Oleh: Muhammad afif Syairozi*
Konstitusi adalah hukum dasar yang dijadikan pegangan, pedoman dan aturan dalam  penyelenggaraan suatu Negara. Wujud dari konstitusi dapat berupa hukum dasar tertulis dan tidak tertulis. Wujud konstitusi yang tertulis kemudian lazim disebut sebagai Undang-Undang Dasar (UUD). Sedangkan contoh dari wujud tidak tertulis adalah penerapan konstitusi dari Kerajaan Inggris (United  Kingdom). Hingga hari ini, Kerajaan Inggris tidak pempunya UUD. Walaupun demikian, sama sekali tidak ada yang meragukan bahwa Inggris adalah negara konstitusional.
Konstitusi tertulis yang sebagai mana kita fahami berwujud Undang-Undang Dasar adalah perwujutan dari kristalisasi atau pembekuan suasana kebatinan kondisi masyarakat, yang menjadi latar belakang filosofis, sosiologis, politis dan historis perumusan suatu ketentuan Undang-Undang Dasar Negara. Begitu juga Undang-Undang Dasar Negara Republik Indonesia (UUD NRI) tahun 1945 merupakan penjelmaan dari suasana kebatinan masyarakat Indonesia sekaligus sebagai perwujutan kepribadian masyarakat Indonesia.

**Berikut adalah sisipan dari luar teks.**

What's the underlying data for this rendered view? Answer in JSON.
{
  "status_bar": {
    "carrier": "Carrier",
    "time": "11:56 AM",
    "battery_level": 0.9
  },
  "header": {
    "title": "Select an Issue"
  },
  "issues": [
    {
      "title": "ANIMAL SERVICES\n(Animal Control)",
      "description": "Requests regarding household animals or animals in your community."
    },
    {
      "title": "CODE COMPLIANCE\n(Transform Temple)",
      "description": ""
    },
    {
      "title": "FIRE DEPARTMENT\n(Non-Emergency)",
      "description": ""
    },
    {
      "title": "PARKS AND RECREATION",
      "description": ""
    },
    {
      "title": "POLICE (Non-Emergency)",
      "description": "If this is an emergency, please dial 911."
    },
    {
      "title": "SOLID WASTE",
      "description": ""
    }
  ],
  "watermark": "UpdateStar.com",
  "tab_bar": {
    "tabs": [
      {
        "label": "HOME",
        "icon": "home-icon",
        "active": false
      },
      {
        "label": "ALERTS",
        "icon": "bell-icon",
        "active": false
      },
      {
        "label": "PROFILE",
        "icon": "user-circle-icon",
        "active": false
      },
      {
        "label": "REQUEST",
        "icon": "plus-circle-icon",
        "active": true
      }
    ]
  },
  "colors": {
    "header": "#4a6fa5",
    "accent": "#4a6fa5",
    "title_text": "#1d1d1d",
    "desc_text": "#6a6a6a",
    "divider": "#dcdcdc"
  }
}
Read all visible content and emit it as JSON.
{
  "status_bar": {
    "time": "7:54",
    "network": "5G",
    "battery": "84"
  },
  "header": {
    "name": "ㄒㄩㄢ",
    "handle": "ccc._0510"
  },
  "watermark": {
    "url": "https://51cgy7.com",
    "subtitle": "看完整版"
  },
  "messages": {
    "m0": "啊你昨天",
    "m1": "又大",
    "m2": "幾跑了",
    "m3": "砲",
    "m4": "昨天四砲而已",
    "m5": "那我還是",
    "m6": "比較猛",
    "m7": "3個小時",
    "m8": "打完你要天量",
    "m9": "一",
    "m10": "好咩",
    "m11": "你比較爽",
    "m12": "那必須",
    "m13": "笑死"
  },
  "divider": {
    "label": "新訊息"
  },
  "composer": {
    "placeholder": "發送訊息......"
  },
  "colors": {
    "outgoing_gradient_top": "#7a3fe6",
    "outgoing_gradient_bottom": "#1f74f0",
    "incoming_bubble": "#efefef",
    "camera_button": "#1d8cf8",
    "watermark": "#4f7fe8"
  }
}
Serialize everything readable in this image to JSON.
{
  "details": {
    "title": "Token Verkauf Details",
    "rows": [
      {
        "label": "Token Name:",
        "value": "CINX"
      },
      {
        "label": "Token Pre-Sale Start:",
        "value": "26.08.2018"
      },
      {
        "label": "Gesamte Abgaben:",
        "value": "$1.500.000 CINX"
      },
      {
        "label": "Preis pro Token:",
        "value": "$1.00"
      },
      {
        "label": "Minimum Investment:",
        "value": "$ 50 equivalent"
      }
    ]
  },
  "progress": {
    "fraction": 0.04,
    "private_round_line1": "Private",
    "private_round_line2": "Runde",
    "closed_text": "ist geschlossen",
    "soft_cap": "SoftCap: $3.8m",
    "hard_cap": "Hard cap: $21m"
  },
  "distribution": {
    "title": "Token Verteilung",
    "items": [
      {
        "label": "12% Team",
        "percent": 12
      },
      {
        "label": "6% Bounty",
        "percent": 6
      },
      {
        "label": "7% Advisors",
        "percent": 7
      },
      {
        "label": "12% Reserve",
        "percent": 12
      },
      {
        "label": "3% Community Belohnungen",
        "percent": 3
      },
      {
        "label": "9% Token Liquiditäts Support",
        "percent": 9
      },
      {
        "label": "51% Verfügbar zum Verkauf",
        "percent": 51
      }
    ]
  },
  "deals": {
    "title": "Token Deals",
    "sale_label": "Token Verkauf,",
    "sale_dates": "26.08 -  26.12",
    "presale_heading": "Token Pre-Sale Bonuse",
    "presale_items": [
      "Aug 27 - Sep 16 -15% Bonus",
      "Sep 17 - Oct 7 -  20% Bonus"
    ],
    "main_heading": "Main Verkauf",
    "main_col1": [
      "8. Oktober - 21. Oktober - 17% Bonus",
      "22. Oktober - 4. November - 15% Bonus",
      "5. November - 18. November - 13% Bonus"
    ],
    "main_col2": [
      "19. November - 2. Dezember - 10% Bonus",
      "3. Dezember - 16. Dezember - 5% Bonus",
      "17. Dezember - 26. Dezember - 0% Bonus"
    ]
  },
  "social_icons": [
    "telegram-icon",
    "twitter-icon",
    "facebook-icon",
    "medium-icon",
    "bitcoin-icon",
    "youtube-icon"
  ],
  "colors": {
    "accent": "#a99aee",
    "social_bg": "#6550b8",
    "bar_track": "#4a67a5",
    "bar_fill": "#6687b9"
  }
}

Hasil karya agung dari para pendiri bangsa ini adalah Pancasila dan Undang-Undang Dasar NRI tahun 1945. Keduanya disusun menggunakan hati nurani yang sangat suci. Ketulusan hati,mengenyampingkan kepentingan-kepentingan pribadi maupun kelompok dengan mengedepankan kepentingan bersama atau mewujudkan cinta-cita proklamasi yaitu Indonesia yang adil dan makmur menjadi dasar perumusan karya agung tersebut.
Perkembangan UUD NRI tahun 1945 cukup menarik untuk di cermati. Sejak satu hari setelah Proklamasi kemerdekaan Indonesia, UUD NRI tahun 1945 di sahkan dan secara otomatis menjadi dasar aturan penyelenggaraan Negara. Kemudian pada tahun 1949 UUD NRI tahun 1945 berganti menjadi UUD RIS (republic Indonesia Serikat) atau Konstitusi RIS dan berselang satu tahun yakni pada tanggal 17 Agustus tahun 1950 berganti lagi menjadi UUD Sementara. Amanat UUD Sementara pasa 133 mengamanatkan dilaksanakan pemilian umum untuk memili anggota konstituante, dan sebagai hasilnya pada tanggal 10 November 1958 di Bandung Diresmikanlah Konstituante.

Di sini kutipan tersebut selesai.